Неохотно и даже как будто недружелюбно Дьякон ответил:
– Вот, пришел…
– Работаете на стеклянном заводе?
– Негоден. Сумасшедший я оказался, – угрюмо ответил Дьякон.
– Как хорошо говорили вы, – сказала Варвара, вздохнув.
– Хорошо говорить многие умеют, а надо говорить правильно, – отозвался Дьякон и, надув щеки, фыркнул так, что у него ощетинились усы. – Они там вовлекли меня в разногласия свои и смутили. А – «яко алчба богатства растлевает плоть, тако же богачество словесми душу растлевает». Я ведь в социалисты пошел по вере моей во Христа без чудес, с единым токмо чудом его любви к человекам.
Стекла окна кропил дождь, капли его стучали по стеклам, как дитя пальцами. Ветер гудел в трубе. Самгин хотел есть. Слушать бас Дьякона было скучно, а он говорил, глядя под стол:
– Любовь эта и есть славнейшее чудо мира сего, ибо, хоша любить нам друг друга не за что, однакож – любим! И уже многие умеют любить самоотреченно и прекрасно.
Он закашлялся, вынул из кармана серый комок платка, плюнул в него и, зажав платок в кулаке, ударил кулаком по колену.
– А они Христа отрицаются, нашу, говорят, любовь утверждает наука, и это, дескать, крепче. Не широко это у них и не ясно.
– Вы – про кого? – спросил Самгин.
– Про вас, – сказал Дьякон, не взглянув на него. – Про мудрствующих лукаво. Разошелся я духовно с вами и своим путем пойду, по людям благовестя о Христе и законе его…

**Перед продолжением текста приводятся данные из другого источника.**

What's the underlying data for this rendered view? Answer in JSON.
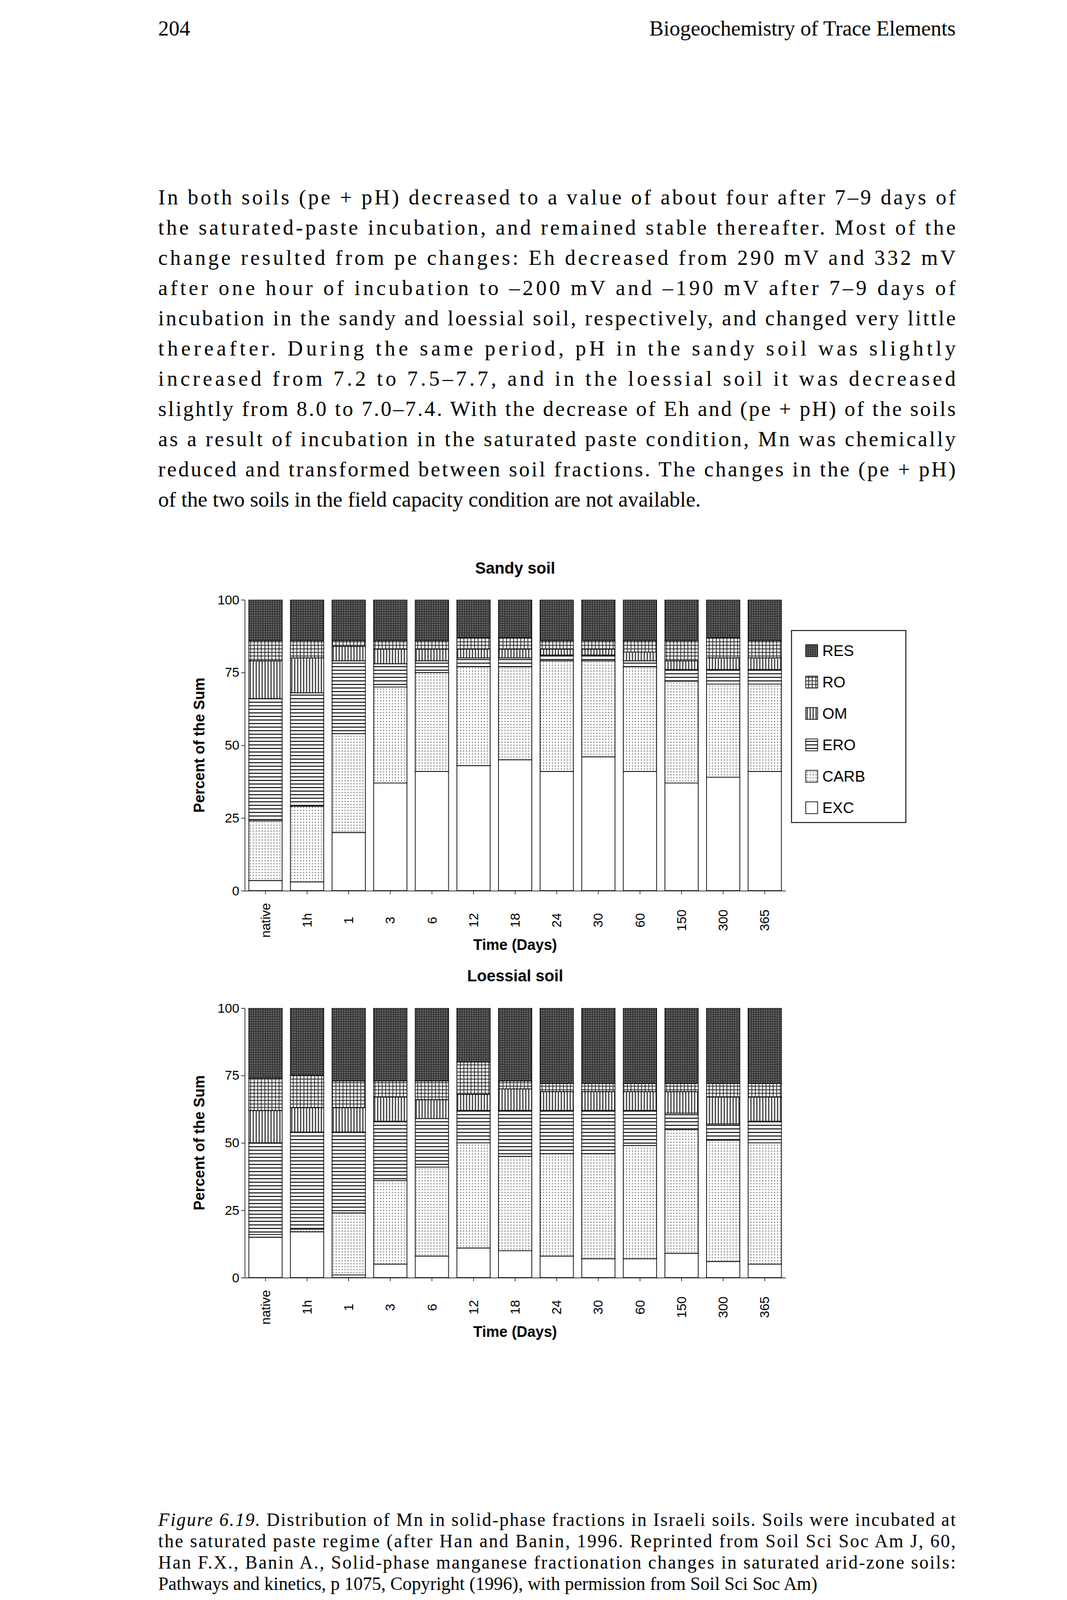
{
  "header": {
    "page": "204",
    "title": "Biogeochemistry of Trace Elements"
  },
  "paragraph": [
    "In both soils (pe + pH) decreased to a value of about four after 7–9 days of",
    "the saturated-paste incubation, and remained stable thereafter. Most of the",
    "change resulted from pe changes: Eh decreased from 290 mV and 332 mV",
    "after one hour of incubation to –200 mV and –190 mV after 7–9 days of",
    "incubation in the sandy and loessial soil, respectively, and changed very little",
    "thereafter. During the same period, pH in the sandy soil was slightly",
    "increased from 7.2 to 7.5–7.7, and in the loessial soil it was decreased",
    "slightly from 8.0 to 7.0–7.4. With the decrease of Eh and (pe + pH) of the soils",
    "as a result of incubation in the saturated paste condition, Mn was chemically",
    "reduced and transformed between soil fractions. The changes in the (pe + pH)",
    "of the two soils in the field capacity condition are not available."
  ],
  "chart_data": [
    {
      "type": "bar",
      "stacked": true,
      "title": "Sandy soil",
      "x_label": "Time (Days)",
      "y_label": "Percent of the Sum",
      "categories": [
        "native",
        "1h",
        "1",
        "3",
        "6",
        "12",
        "18",
        "24",
        "30",
        "60",
        "150",
        "300",
        "365"
      ],
      "ylim": [
        0,
        100
      ],
      "yticks": [
        0,
        25,
        50,
        75,
        100
      ],
      "grid": false,
      "legend": "right",
      "series": [
        {
          "name": "EXC",
          "color": "#ffffff",
          "values": [
            3.5,
            3,
            20,
            37,
            41,
            43,
            45,
            41,
            46,
            41,
            37,
            39,
            41
          ]
        },
        {
          "name": "CARB",
          "color": "#555555",
          "values": [
            20.5,
            26,
            34,
            33,
            34,
            34,
            32,
            38,
            33,
            36,
            35,
            32,
            30
          ]
        },
        {
          "name": "ERO",
          "color": "#333333",
          "values": [
            42,
            39,
            25,
            8,
            4,
            3,
            3,
            2,
            2,
            2,
            4,
            5,
            5
          ]
        },
        {
          "name": "OM",
          "color": "#333333",
          "values": [
            13,
            12,
            5,
            5,
            4,
            3,
            3,
            2,
            2,
            3,
            3,
            4,
            4
          ]
        },
        {
          "name": "RO",
          "color": "#333333",
          "values": [
            7,
            6,
            2,
            3,
            3,
            4,
            4,
            3,
            3,
            4,
            7,
            7,
            6
          ]
        },
        {
          "name": "RES",
          "color": "#3a3a3a",
          "values": [
            14,
            14,
            14,
            14,
            14,
            13,
            13,
            14,
            14,
            14,
            14,
            13,
            14
          ]
        }
      ]
    },
    {
      "type": "bar",
      "stacked": true,
      "title": "Loessial soil",
      "x_label": "Time (Days)",
      "y_label": "Percent of the Sum",
      "categories": [
        "native",
        "1h",
        "1",
        "3",
        "6",
        "12",
        "18",
        "24",
        "30",
        "60",
        "150",
        "300",
        "365"
      ],
      "ylim": [
        0,
        100
      ],
      "yticks": [
        0,
        25,
        50,
        75,
        100
      ],
      "grid": false,
      "series": [
        {
          "color": "#ffffff",
          "values": [
            15,
            17,
            1,
            5,
            8,
            11,
            10,
            8,
            7,
            7,
            9,
            6,
            5
          ]
        },
        {
          "color": "#555555",
          "values": [
            1,
            1,
            23,
            31,
            33,
            39,
            35,
            38,
            39,
            42,
            46,
            45,
            45
          ]
        },
        {
          "color": "#333333",
          "values": [
            34,
            36,
            30,
            22,
            18,
            12,
            17,
            16,
            16,
            13,
            6,
            6,
            8
          ]
        },
        {
          "color": "#333333",
          "values": [
            12,
            9,
            9,
            9,
            7,
            6,
            8,
            7,
            7,
            7,
            8,
            10,
            9
          ]
        },
        {
          "color": "#333333",
          "values": [
            12,
            12,
            10,
            6,
            7,
            12,
            3,
            3,
            3,
            3,
            3,
            5,
            5
          ]
        },
        {
          "color": "#3a3a3a",
          "values": [
            26,
            25,
            27,
            27,
            27,
            20,
            27,
            28,
            28,
            28,
            28,
            28,
            28
          ]
        }
      ]
    }
  ],
  "caption": {
    "label": "Figure 6.19.",
    "lines": [
      "Distribution of Mn in solid-phase fractions in Israeli soils. Soils were incubated at",
      "the saturated paste regime (after Han and Banin, 1996. Reprinted from Soil Sci Soc Am J, 60,",
      "Han F.X., Banin A., Solid-phase manganese fractionation changes in saturated arid-zone soils:",
      "Pathways and kinetics, p 1075, Copyright (1996), with permission from Soil Sci Soc Am)"
    ]
  }
}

– Вы не хотите чаю? – спросил Самгин.
Дьякон недоуменно взглянул на него.
– Чего это?
– Чаю хотите?
– Нет, – сердито ответил Дьякон и, с трудом вытащив ноги из-под стула, встал, пошатнулся. – Так вы, значит, напишите Любовь Антоновне, осторожненько, – обратился он к Варваре. – В мае, в первых числах, дойду я до нее.
– Вам денег не надо ли на дорогу? – спросила Варвара, вставая.
– Не надо. И относительно молодого человека не забудьте.
– Да, конечно! Кумов?
– Павел Кумов. Прощайте.
Он поклонился и, не подав руки ни ей, ни Самгину, ушел, покачиваясь.
– Как неловко ты предложил чаю, – мягким тоном заметила Варвара.
Самгин, не ответив, пошел в кухню и спросил у Анфимьевны чего-нибудь закусить, а когда он возвратился в столовую, Варвара, сидя в углу дивана, упираясь подбородком в колени, сказала:
– Удивительно говорил он о любви.
Сказала тихонько, задумчиво, но ему послышалось в словах ее что-то похожее на упрек или вызов. Стоя у окна спиною к ней, он ответил учительным тоном:
– Да, разговоры на эту тему удивительны…
Сделал паузу, постучал по стеклу ногтями и – закончил:
– Своей ненужностью.
На дворе шумел и посвистывал, подсказывая злые слова, ветер, эдакий обессиленный потомок сердитых вьюг зимы.
– Говорят об этом вот такие, как Дьякон, люди с вывихнутыми мозгами, говорят лицемеры и люди трусливые, у которых не хватает сил признать, что в мире, где все основано на соперничестве и борьбе, – сказкам и сентиментальностям места нет.
– Нет, – повторила Варвара. Самгин подумал: «Спрашивает она или протестует?» За спиной его гремели тарелки, ножи, сотрясала пол тяжелая поступь Анфимьевны, но он уже не чувствовал аппетита. Он говорил не торопясь, складывая слова, точно каменщик кирпичи, любуясь, как плотно ложатся они одно к другому.